Les discussions avec les partenaires de Symbio sont ouvertes pour limiter la casse et sauvegarder ce qu’il reste du savoir-faire « hydrogène made in France ».

Pourquoi l’hydrogène cale face à l’offensive électrique ?

La complexité de l'infrastructure d'approvisionnement en hydrogène et les manipulations constituent des freins à différents niveaux et faire un "plein" d'hydrogène peut prendre du temps tout en nécessitant des températures très basses.

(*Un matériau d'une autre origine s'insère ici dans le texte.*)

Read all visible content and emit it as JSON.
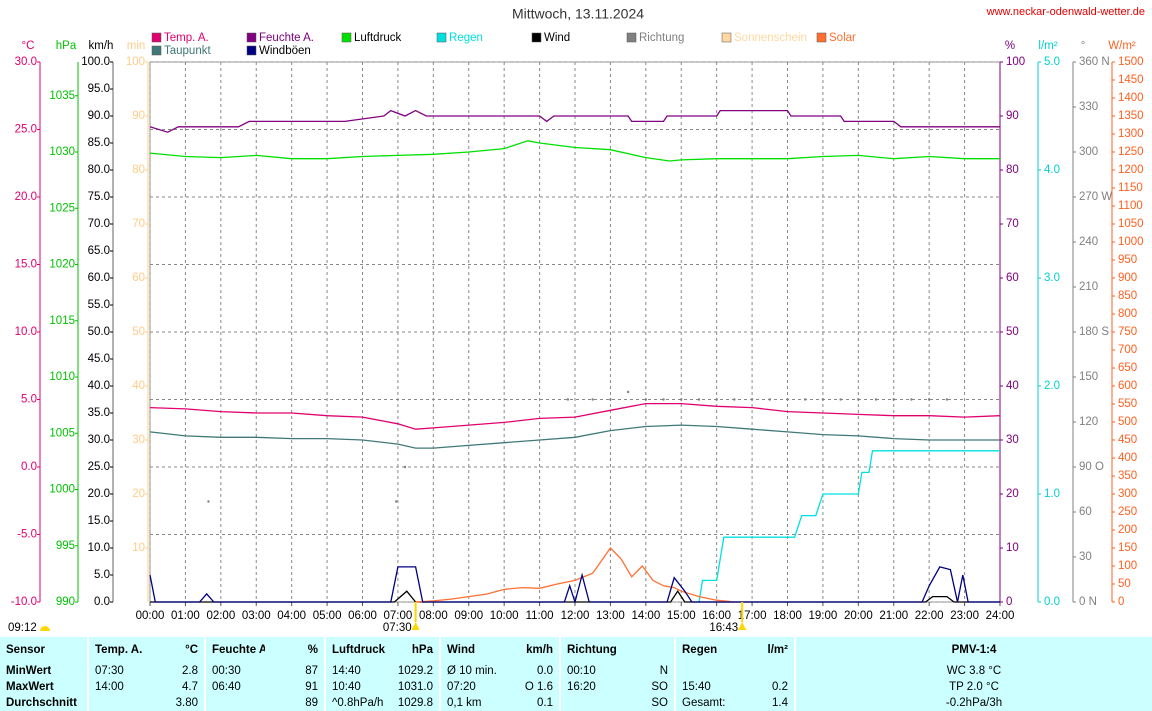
{
  "header": {
    "title": "Mittwoch, 13.11.2024",
    "url": "www.neckar-odenwald-wetter.de"
  },
  "chart_data": {
    "type": "line",
    "xlim": [
      0,
      24
    ],
    "grid": true,
    "xticks": [
      {
        "value": 0,
        "label": "00:00"
      },
      {
        "value": 1,
        "label": "01:00"
      },
      {
        "value": 2,
        "label": "02:00"
      },
      {
        "value": 3,
        "label": "03:00"
      },
      {
        "value": 4,
        "label": "04:00"
      },
      {
        "value": 5,
        "label": "05:00"
      },
      {
        "value": 6,
        "label": "06:00"
      },
      {
        "value": 7,
        "label": "07:00"
      },
      {
        "value": 8,
        "label": "08:00"
      },
      {
        "value": 9,
        "label": "09:00"
      },
      {
        "value": 10,
        "label": "10:00"
      },
      {
        "value": 11,
        "label": "11:00"
      },
      {
        "value": 12,
        "label": "12:00"
      },
      {
        "value": 13,
        "label": "13:00"
      },
      {
        "value": 14,
        "label": "14:00"
      },
      {
        "value": 15,
        "label": "15:00"
      },
      {
        "value": 16,
        "label": "16:00"
      },
      {
        "value": 17,
        "label": "17:00"
      },
      {
        "value": 18,
        "label": "18:00"
      },
      {
        "value": 19,
        "label": "19:00"
      },
      {
        "value": 20,
        "label": "20:00"
      },
      {
        "value": 21,
        "label": "21:00"
      },
      {
        "value": 22,
        "label": "22:00"
      },
      {
        "value": 23,
        "label": "23:00"
      },
      {
        "value": 24,
        "label": "24:00"
      }
    ],
    "axes": [
      {
        "label": "°C",
        "side": "left",
        "color": "#e0006f",
        "ylim": [
          -10,
          30
        ],
        "yticks": [
          {
            "value": -10,
            "label": "-10.0"
          },
          {
            "value": -5,
            "label": "-5.0"
          },
          {
            "value": 0,
            "label": "0.0"
          },
          {
            "value": 5,
            "label": "5.0"
          },
          {
            "value": 10,
            "label": "10.0"
          },
          {
            "value": 15,
            "label": "15.0"
          },
          {
            "value": 20,
            "label": "20.0"
          },
          {
            "value": 25,
            "label": "25.0"
          },
          {
            "value": 30,
            "label": "30.0"
          }
        ]
      },
      {
        "label": "hPa",
        "side": "left",
        "color": "#00c000",
        "ylim": [
          990,
          1038
        ],
        "yticks": [
          990,
          995,
          1000,
          1005,
          1010,
          1015,
          1020,
          1025,
          1030,
          1035
        ]
      },
      {
        "label": "km/h",
        "side": "left",
        "color": "#000000",
        "ylim": [
          0,
          100
        ],
        "yticks": [
          {
            "value": 0,
            "label": "0.0"
          },
          {
            "value": 5,
            "label": "5.0"
          },
          {
            "value": 10,
            "label": "10.0"
          },
          {
            "value": 15,
            "label": "15.0"
          },
          {
            "value": 20,
            "label": "20.0"
          },
          {
            "value": 25,
            "label": "25.0"
          },
          {
            "value": 30,
            "label": "30.0"
          },
          {
            "value": 35,
            "label": "35.0"
          },
          {
            "value": 40,
            "label": "40.0"
          },
          {
            "value": 45,
            "label": "45.0"
          },
          {
            "value": 50,
            "label": "50.0"
          },
          {
            "value": 55,
            "label": "55.0"
          },
          {
            "value": 60,
            "label": "60.0"
          },
          {
            "value": 65,
            "label": "65.0"
          },
          {
            "value": 70,
            "label": "70.0"
          },
          {
            "value": 75,
            "label": "75.0"
          },
          {
            "value": 80,
            "label": "80.0"
          },
          {
            "value": 85,
            "label": "85.0"
          },
          {
            "value": 90,
            "label": "90.0"
          },
          {
            "value": 95,
            "label": "95.0"
          },
          {
            "value": 100,
            "label": "100.0"
          }
        ]
      },
      {
        "label": "min",
        "side": "left",
        "color": "#ffcc88",
        "ylim": [
          0,
          100
        ],
        "yticks": [
          10,
          20,
          30,
          40,
          50,
          60,
          70,
          80,
          90,
          100
        ]
      },
      {
        "label": "%",
        "side": "right",
        "color": "#800080",
        "ylim": [
          0,
          100
        ],
        "yticks": [
          0,
          10,
          20,
          30,
          40,
          50,
          60,
          70,
          80,
          90,
          100
        ]
      },
      {
        "label": "l/m²",
        "side": "right",
        "color": "#00d0d0",
        "ylim": [
          0,
          5
        ],
        "yticks": [
          {
            "value": 0,
            "label": "0.0"
          },
          {
            "value": 1,
            "label": "1.0"
          },
          {
            "value": 2,
            "label": "2.0"
          },
          {
            "value": 3,
            "label": "3.0"
          },
          {
            "value": 4,
            "label": "4.0"
          },
          {
            "value": 5,
            "label": "5.0"
          }
        ]
      },
      {
        "label": "°",
        "side": "right",
        "color": "#808080",
        "ylim": [
          0,
          360
        ],
        "yticks": [
          {
            "value": 0,
            "label": "0 N"
          },
          30,
          60,
          {
            "value": 90,
            "label": "90 O"
          },
          120,
          150,
          {
            "value": 180,
            "label": "180 S"
          },
          210,
          240,
          {
            "value": 270,
            "label": "270 W"
          },
          300,
          330,
          {
            "value": 360,
            "label": "360 N"
          }
        ]
      },
      {
        "label": "W/m²",
        "side": "right",
        "color": "#ff6020",
        "ylim": [
          0,
          1500
        ],
        "yticks": [
          0,
          50,
          100,
          150,
          200,
          250,
          300,
          350,
          400,
          450,
          500,
          550,
          600,
          650,
          700,
          750,
          800,
          850,
          900,
          950,
          1000,
          1050,
          1100,
          1150,
          1200,
          1250,
          1300,
          1350,
          1400,
          1450,
          1500
        ]
      }
    ],
    "series": [
      {
        "name": "Temp. A.",
        "color": "#e0006f",
        "axis": "°C",
        "x": [
          0,
          1,
          2,
          3,
          4,
          5,
          6,
          7,
          7.5,
          8,
          9,
          10,
          11,
          12,
          13,
          14,
          15,
          16,
          17,
          18,
          19,
          20,
          21,
          22,
          23,
          24
        ],
        "values": [
          4.4,
          4.3,
          4.1,
          4.0,
          4.0,
          3.8,
          3.7,
          3.2,
          2.8,
          2.9,
          3.1,
          3.3,
          3.6,
          3.7,
          4.2,
          4.7,
          4.7,
          4.5,
          4.4,
          4.1,
          4.0,
          3.9,
          3.8,
          3.8,
          3.7,
          3.8
        ]
      },
      {
        "name": "Feuchte A.",
        "color": "#800080",
        "axis": "%",
        "x": [
          0,
          0.5,
          0.8,
          2.5,
          2.8,
          3.0,
          5.5,
          6.6,
          6.8,
          7.2,
          7.5,
          7.8,
          11.0,
          11.2,
          11.4,
          13.5,
          13.6,
          14.5,
          14.6,
          16.0,
          16.1,
          18.0,
          18.1,
          19.5,
          19.6,
          21.0,
          21.2,
          24
        ],
        "values": [
          88,
          87,
          88,
          88,
          89,
          89,
          89,
          90,
          91,
          90,
          91,
          90,
          90,
          89,
          90,
          90,
          89,
          89,
          90,
          90,
          91,
          91,
          90,
          90,
          89,
          89,
          88,
          88
        ]
      },
      {
        "name": "Luftdruck",
        "color": "#00e000",
        "axis": "hPa",
        "x": [
          0,
          1,
          2,
          3,
          4,
          5,
          6,
          7,
          8,
          9,
          10,
          10.67,
          11,
          12,
          13,
          14,
          14.67,
          15,
          16,
          17,
          18,
          19,
          20,
          21,
          22,
          23,
          24
        ],
        "values": [
          1029.9,
          1029.6,
          1029.5,
          1029.7,
          1029.4,
          1029.4,
          1029.6,
          1029.7,
          1029.8,
          1030.0,
          1030.3,
          1031.0,
          1030.8,
          1030.4,
          1030.2,
          1029.5,
          1029.2,
          1029.3,
          1029.4,
          1029.4,
          1029.4,
          1029.6,
          1029.7,
          1029.4,
          1029.6,
          1029.4,
          1029.4
        ]
      },
      {
        "name": "Regen",
        "color": "#00e0e0",
        "axis": "l/m²",
        "x": [
          15.5,
          15.6,
          16.0,
          16.2,
          18.2,
          18.4,
          18.8,
          19.0,
          20.0,
          20.1,
          20.3,
          20.4,
          24
        ],
        "values": [
          0,
          0.2,
          0.2,
          0.6,
          0.6,
          0.8,
          0.8,
          1.0,
          1.0,
          1.2,
          1.2,
          1.4,
          1.4
        ]
      },
      {
        "name": "Wind",
        "color": "#000000",
        "axis": "km/h",
        "x": [
          0,
          6.9,
          7.25,
          7.5,
          14.7,
          14.9,
          15.1,
          21.9,
          22.1,
          22.5,
          22.7,
          24
        ],
        "values": [
          0,
          0,
          2,
          0,
          0,
          2,
          0,
          0,
          1,
          1,
          0,
          0
        ]
      },
      {
        "name": "Richtung",
        "color": "#808080",
        "axis": "°",
        "type": "scatter",
        "x": [
          1.65,
          6.95,
          7.2,
          11.8,
          12.5,
          13,
          13.5,
          14,
          14.5,
          15,
          15.5,
          16,
          16.5,
          17,
          17.5,
          18,
          18.5,
          19,
          19.5,
          20,
          20.5,
          21,
          21.5,
          22,
          22.5
        ],
        "values": [
          67,
          67,
          90,
          135,
          135,
          135,
          140,
          135,
          135,
          135,
          135,
          135,
          135,
          135,
          135,
          135,
          135,
          135,
          135,
          135,
          135,
          135,
          135,
          135,
          135
        ]
      },
      {
        "name": "Sonnenschein",
        "color": "#ffd8a0",
        "axis": "min",
        "x": [],
        "values": []
      },
      {
        "name": "Solar",
        "color": "#ff7030",
        "axis": "W/m²",
        "x": [
          7.5,
          8,
          8.5,
          9,
          9.5,
          10,
          10.5,
          11,
          11.5,
          12,
          12.5,
          13,
          13.3,
          13.6,
          13.9,
          14.2,
          14.5,
          14.8,
          15,
          15.5,
          16,
          16.5
        ],
        "values": [
          0,
          3,
          8,
          15,
          22,
          35,
          40,
          38,
          50,
          60,
          80,
          150,
          120,
          70,
          100,
          60,
          45,
          40,
          30,
          15,
          5,
          0
        ]
      },
      {
        "name": "Taupunkt",
        "color": "#407878",
        "axis": "°C",
        "x": [
          0,
          1,
          2,
          3,
          4,
          5,
          6,
          7,
          7.5,
          8,
          9,
          10,
          11,
          12,
          13,
          14,
          15,
          16,
          17,
          18,
          19,
          20,
          21,
          22,
          23,
          24
        ],
        "values": [
          2.6,
          2.3,
          2.2,
          2.2,
          2.1,
          2.1,
          2.0,
          1.7,
          1.4,
          1.4,
          1.6,
          1.8,
          2.0,
          2.2,
          2.7,
          3.0,
          3.1,
          3.0,
          2.8,
          2.6,
          2.4,
          2.3,
          2.1,
          2.0,
          2.0,
          2.0
        ]
      },
      {
        "name": "Windböen",
        "color": "#000080",
        "axis": "km/h",
        "x": [
          0,
          0.15,
          1.4,
          1.6,
          1.8,
          6.8,
          7.0,
          7.5,
          7.7,
          11.7,
          11.85,
          12.0,
          12.2,
          12.4,
          14.6,
          14.8,
          15.1,
          15.3,
          21.8,
          22.0,
          22.3,
          22.6,
          22.8,
          22.95,
          23.1,
          24
        ],
        "values": [
          5,
          0,
          0,
          1.5,
          0,
          0,
          6.5,
          6.5,
          0,
          0,
          3,
          0,
          5,
          0,
          0,
          4.5,
          2,
          0,
          0,
          3,
          6.5,
          6,
          0,
          5,
          0,
          0
        ]
      }
    ],
    "sun_markers": [
      {
        "value": 7.5,
        "label": "07:30"
      },
      {
        "value": 16.72,
        "label": "16:43"
      }
    ],
    "sunshine_duration": "09:12"
  },
  "table": {
    "header": [
      "Sensor",
      "Temp. A.",
      "°C",
      "Feuchte A.",
      "%",
      "Luftdruck",
      "hPa",
      "Wind",
      "km/h",
      "Richtung",
      null,
      "Regen",
      "l/m²",
      "PMV-1:4"
    ],
    "rows": [
      [
        "MinWert",
        "07:30",
        "2.8",
        "00:30",
        "87",
        "14:40",
        "1029.2",
        "Ø 10 min.",
        "0.0",
        "00:10",
        "N",
        null,
        null,
        "WC 3.8 °C"
      ],
      [
        "MaxWert",
        "14:00",
        "4.7",
        "06:40",
        "91",
        "10:40",
        "1031.0",
        "07:20",
        "O 1.6",
        "16:20",
        "SO",
        "15:40",
        "0.2",
        "TP 2.0 °C"
      ],
      [
        "Durchschnitt",
        null,
        "3.80",
        null,
        "89",
        "^0.8hPa/h",
        "1029.8",
        "0,1 km",
        "0.1",
        null,
        "SO",
        "Gesamt:",
        "1.4",
        "-0.2hPa/3h"
      ]
    ]
  }
}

Comparer ça à une recharge électrique rapide ou, mieux, à un plein d’essence classique, c’est tout sauf convaincant. Côté rendement, le carburant hydrogène affiche un score décevant : produire le gaz consomme beaucoup d’énergie en amont, sa distribution demande des moyens coûteux et, surtout, l’essentiel de l’hydrogène commercial provient toujours des hydrocarbures – loin d’être climato-compatibles, même si des efforts pour produire de l'hydrogène "vert" (à partir d'énergies renouvelables) ou via des centrales nucléaires (pour de l'hydrogène "jaune" bas carbone) reste un objectif des stratégies énergétiques, dont celle de la France.

Résultat : même les défenseurs de la pile à combustible sont contraints de ravaler leur optimisme face à l’essor des vans électriques et hybrides. L’adoption massive de l’hydrogène s’éloigne, au moins jusqu’à la prochaine décennie.

La messe est-elle dite pour l’hydrogène sur les routes européennes ? Rien n’est irrévocable, mais la météo reste bien grise… en attendant un éventuel retour en grâce.

Du côté de l'aviation aussi, l'avenir de l'hydrogène reste compliqué : Airbus a récemment annoncé le report de ses projets d'avions à hydrogène à au moins 2040, faute de trouver l'équation économique adaptée.